# Dataset Analysis on Modes of Transportation Sued in NSW and the Patterns

BUS708 Statistics and Data Analysis

Statistical Modelling Assignment

1  OVERVIEW OF THE ASSIGNMENT

This assignment will test your skills of collecting and analysing data to answer a specific business problem. It also gives you the opportunity to apply the theories you have learned in this course such as finding numerical summaries, displaying with appropriate graphs and using statistical inferences to solve business problems, including constructing hypotheses, test them and interpret the findings. You may have to use two Data sets. One Data set will be sent to you via KOI student email individually and you need to find or collect another dataset.

Suppose you are working for an agency who analyse NSW transport system data to make a recommendation to improve public transport system. You will be given series of research questions. Use your knowledge that you gain from this course to answer these questions by displaying appropriate outputs of Excel, StatKey or Wolfram alpha. Use these answers to write an executive summary which might be a valuable recommendation to Transport NSW.

There are two datasets involved in this assignment: Dataset 1 and Dataset 2, detailed below.
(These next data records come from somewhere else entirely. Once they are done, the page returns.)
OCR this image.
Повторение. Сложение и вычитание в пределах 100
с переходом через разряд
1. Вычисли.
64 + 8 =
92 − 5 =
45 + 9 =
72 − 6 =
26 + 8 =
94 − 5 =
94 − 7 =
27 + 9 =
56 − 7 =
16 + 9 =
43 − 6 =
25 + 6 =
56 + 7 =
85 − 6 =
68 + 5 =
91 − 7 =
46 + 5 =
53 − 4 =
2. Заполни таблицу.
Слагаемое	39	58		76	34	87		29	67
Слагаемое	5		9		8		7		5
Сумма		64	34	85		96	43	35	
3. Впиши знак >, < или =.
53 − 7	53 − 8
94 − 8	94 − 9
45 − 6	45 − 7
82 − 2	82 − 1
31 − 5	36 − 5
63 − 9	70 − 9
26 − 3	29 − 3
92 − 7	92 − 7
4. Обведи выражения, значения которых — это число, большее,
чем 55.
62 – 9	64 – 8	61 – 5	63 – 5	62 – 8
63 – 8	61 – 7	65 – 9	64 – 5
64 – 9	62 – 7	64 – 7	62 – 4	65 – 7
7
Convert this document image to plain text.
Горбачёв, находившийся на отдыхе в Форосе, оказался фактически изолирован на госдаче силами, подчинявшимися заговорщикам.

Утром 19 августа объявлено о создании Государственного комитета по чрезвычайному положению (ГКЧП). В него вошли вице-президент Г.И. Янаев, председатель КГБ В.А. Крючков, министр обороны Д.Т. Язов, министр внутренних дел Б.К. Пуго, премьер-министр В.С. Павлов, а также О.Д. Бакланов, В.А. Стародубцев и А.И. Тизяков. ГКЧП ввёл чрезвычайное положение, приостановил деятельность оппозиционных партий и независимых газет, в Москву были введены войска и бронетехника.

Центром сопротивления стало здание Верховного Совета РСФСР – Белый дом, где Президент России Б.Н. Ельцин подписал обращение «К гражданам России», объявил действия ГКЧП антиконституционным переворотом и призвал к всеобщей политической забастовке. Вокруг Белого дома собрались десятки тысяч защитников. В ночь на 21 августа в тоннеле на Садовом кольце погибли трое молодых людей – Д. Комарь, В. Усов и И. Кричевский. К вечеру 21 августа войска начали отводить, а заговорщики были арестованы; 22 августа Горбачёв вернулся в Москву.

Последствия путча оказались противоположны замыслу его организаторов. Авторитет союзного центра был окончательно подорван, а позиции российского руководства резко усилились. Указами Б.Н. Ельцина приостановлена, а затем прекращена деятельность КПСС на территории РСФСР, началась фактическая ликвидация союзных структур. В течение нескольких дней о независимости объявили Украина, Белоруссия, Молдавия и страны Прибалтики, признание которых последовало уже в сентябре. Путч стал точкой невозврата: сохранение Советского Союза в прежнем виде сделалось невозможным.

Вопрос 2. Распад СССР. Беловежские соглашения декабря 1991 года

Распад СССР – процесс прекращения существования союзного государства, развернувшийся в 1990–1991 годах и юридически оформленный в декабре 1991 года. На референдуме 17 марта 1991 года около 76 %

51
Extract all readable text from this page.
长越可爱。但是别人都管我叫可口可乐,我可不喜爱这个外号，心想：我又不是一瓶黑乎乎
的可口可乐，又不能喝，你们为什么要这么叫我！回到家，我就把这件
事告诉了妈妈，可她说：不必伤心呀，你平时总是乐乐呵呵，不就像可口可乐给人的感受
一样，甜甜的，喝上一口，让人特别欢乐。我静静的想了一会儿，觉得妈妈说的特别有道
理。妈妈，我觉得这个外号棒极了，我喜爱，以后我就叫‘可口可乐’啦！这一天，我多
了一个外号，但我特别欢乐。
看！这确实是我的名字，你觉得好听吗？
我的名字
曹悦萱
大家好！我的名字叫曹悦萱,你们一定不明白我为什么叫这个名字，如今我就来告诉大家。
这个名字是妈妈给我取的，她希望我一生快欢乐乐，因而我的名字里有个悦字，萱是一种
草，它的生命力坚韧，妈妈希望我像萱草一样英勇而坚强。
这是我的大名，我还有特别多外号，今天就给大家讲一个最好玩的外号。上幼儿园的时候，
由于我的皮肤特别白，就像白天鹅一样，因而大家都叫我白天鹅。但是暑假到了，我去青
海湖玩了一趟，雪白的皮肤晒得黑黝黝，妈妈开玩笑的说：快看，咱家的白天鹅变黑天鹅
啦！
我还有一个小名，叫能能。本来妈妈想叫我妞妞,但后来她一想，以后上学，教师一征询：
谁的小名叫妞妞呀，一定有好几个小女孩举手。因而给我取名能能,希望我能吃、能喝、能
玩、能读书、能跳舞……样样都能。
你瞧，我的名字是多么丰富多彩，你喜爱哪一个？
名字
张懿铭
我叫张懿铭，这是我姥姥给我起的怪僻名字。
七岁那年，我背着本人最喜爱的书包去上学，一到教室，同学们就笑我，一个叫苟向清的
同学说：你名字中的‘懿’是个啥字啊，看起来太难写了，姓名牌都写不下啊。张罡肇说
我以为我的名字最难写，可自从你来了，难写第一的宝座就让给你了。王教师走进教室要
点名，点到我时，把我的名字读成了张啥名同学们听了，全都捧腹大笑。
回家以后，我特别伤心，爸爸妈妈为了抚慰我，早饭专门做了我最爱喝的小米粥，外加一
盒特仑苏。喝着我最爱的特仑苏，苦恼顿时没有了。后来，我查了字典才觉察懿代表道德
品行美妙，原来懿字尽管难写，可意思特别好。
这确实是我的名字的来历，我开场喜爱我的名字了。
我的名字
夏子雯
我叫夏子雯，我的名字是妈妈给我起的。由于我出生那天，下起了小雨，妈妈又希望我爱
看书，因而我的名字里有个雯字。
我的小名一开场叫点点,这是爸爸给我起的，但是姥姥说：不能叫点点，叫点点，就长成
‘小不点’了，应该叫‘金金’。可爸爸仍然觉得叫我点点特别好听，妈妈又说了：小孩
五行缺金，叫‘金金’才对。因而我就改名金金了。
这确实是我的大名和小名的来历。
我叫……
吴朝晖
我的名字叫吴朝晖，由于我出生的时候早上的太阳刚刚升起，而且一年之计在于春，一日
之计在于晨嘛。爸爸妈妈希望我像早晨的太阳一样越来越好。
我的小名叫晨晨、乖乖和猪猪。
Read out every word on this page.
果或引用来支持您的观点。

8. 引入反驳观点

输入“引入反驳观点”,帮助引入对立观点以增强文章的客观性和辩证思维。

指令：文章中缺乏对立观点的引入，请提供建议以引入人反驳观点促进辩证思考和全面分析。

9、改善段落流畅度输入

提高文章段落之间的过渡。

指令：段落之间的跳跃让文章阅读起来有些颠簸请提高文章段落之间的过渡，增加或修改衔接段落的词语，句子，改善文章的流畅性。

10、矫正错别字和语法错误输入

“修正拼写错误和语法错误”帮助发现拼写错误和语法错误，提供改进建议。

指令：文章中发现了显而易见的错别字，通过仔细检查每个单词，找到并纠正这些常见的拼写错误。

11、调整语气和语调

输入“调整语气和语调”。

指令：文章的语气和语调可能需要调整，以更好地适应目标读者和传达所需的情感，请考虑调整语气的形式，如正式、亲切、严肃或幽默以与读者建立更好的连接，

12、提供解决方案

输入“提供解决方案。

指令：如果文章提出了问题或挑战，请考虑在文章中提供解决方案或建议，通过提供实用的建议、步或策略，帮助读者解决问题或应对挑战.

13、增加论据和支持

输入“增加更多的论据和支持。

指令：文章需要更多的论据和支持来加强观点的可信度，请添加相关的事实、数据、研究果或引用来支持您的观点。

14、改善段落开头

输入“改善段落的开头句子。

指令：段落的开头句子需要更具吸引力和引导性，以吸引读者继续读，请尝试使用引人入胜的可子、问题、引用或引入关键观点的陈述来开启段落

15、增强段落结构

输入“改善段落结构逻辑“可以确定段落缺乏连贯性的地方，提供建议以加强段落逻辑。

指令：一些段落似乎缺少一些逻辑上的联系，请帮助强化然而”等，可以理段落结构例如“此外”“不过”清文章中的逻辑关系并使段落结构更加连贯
Dataset 1: You will receive an email that contains a dataset that is specifically allocated to you. This dataset is a subset of a data Opal Tap on and Tap Off Location - 8th to 14th August 2016 individual sample file, provided by the Transport for NSW Open Data and has been edited to only include a subset of the cases and variables. The original dataset can be obtained from https://opendata.transport.nsw.gov.au/dataset/opal-tap-on-and-tap-off and it is under the license of Creative Commons Attribution 3.0 AustraliaData dictionary of the edited dataset is given in the following table.

 Variable Description Values mode Type of the public transport Bus, Train, Ferry and Light Rail date Date of the tap on/off held Date/month/year tap It is a tap on or off On and Off loc Locations of stops. For bus Postcodes and names of the stations postcodes and others name of the stations count Total number tap on or off Number on the certain location and the certain date

Dataset 2: Collect data (e.g. via a survey) that will answer research question given in section 3. There is no requirement about the number of variables, sampling methods and sample size, but you need to justify your approaches in Section 1 (see below).

Both datasets should be saved in an Excel file (one file, separate worksheets). All data processing should be performed in Excel or Statkey (http://www.lock5stat.com/StatKey).

Prepare a report in a document file (.doc or .docx) which includes all relevant tables and figures, using the following structure:

Section 1: Introduction

1. Give a brief introduction about the assignment and search related article and write a paragraph of summary which supports your assignment. You need to give the full citation of the article.
2. Dataset 1: Give a short description about this dataset. Is this primary or secondary data? What are types of variables involved? Explain briefly what are the possible cases used in this study.
3. Dataset 2: Explain how you collect the data and discuss its limitation (e.g. whether your sample is biased). Is this primary or secondary data? What is/are the type(s) of variable(s) involved? Give a description of cases you consider for this data set.

Section 2: Analysis of single variable in Dataset 1

1. To answer research question “Which type of public transport was most used by the

NSW people during 8th to 14th of August 2016?”, provide a suitable numerical summary and graphical display for the variables mode of Dataset 1. Give a detailed comment to answer the research question.

1. Now to answer research question “Are there more than 50% of public transport users in NSW use the particular mode of transport found in Part a?” setup an appropriate hypotheses, perform hypotheses test and answer the research question by writing the conclusion of the test.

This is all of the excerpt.